Peucker's work reveals the debates in the Pietist and Philadelphian movements over the importance of rituals and worship within the established churches (or avoiding them) and their relationship to the development of faith within the true believer. Therefore, not surprisingly, debates over the role of confession played a key role in Herrnhut and Berthelsdorf, and Peucker demonstrates that the resurfacing of these debates in 1727 (after a supposed resolution of the arguments in 1725) exerted a significant influence during the period leading up to the important August 13, 1727 experience. Furthermore, he demonstrates that the “lovefeast,” rather than being initially the fruit of that reconciling and renewing experience in August, was a term that carried multiple meanings and had different applications for some time before coming to mean—not the Eucharist, but rather—the simple meal that Moravians used to celebrate events in the life of the congregation and its members.
Central to Peucker's arguments is his analysis of the relationship between the Herrnhut Statutes of 1727 and Zinzendorf's translation of Comenius’ historical accounts of the Unitas Fratrum. Peucker show that Zinzendorf translated Comenius rather creatively, and at times manipulatively. Peucker then argues that Zinzendorf did this to convince the inhabitants of Herrnhut that they were providentially recreating the older, but forgotten until their recent recovery, expressions of Christian community created by their spiritual forebears in the Unitas Fratrum. This “discovery” brought about by these creative translations helped galvanize support for Zinzendorf's Philadelphian plans by masking them under the name of this older tradition. In addition, this mask helped Zinzendorf and the Moravians negotiate the complicated legal and theological landscapes of the state churches recognized under the 1648 Treaty of Westphalia, which were further exacerbated by the shifting and uncertain relationship of pietist theology and practice with the Lutheran Church and the requirements of the Augsburg Confession.

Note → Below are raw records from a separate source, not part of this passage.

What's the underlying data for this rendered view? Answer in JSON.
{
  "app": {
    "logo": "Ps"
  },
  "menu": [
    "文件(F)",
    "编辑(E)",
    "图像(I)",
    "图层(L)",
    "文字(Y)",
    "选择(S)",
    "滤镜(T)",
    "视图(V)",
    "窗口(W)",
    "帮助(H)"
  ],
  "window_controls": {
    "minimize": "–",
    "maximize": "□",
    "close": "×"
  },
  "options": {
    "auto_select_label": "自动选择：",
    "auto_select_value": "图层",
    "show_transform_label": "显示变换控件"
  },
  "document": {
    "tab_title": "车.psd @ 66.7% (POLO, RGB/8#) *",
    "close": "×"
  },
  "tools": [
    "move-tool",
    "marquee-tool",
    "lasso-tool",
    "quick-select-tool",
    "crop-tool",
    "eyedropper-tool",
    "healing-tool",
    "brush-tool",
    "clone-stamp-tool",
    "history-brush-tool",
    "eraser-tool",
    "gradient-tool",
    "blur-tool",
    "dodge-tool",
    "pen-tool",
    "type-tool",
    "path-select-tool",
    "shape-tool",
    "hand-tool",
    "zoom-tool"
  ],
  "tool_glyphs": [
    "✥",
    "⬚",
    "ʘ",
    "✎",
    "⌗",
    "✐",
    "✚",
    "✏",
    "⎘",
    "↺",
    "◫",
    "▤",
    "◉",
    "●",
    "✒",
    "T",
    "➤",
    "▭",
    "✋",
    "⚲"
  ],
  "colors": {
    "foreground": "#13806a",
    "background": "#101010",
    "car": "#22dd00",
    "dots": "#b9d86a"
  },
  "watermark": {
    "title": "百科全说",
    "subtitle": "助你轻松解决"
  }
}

Herrnhut, like Peucker's earlier work, A Time of Sifting, challenges the standard histories of the Moravian Church written in English by unflinchingly looking at the documents of the time to look at the actions and beliefs of those most engaged in the creation of this new Moravian Church. Herrnhut offers the needed foundational work for a significantly revised understanding of the founding and development of the Moravian Church. On one hand, Herrnhut upholds the contention of the Bishops Hamilton in History of the Moravian Church: The Renewed Unitas Fratrum 1722–1957 that for a period Zinzendorf exerted a huge influence on the formation of the Herrnhut community, but it refutes their arguments that that influence, when it faced a series of challenges, was replaced by a return to the ideals of the Unitas Fratrum (which the community could not do because those ideals had never been a part of the community). In the end, Peucker concludes the Herrnhut was the manifestation of Zinzendorf's Philadelphian thinking rather than a step in the continuous and perilous journey from the Unitas Fratrum to the Moravian Church.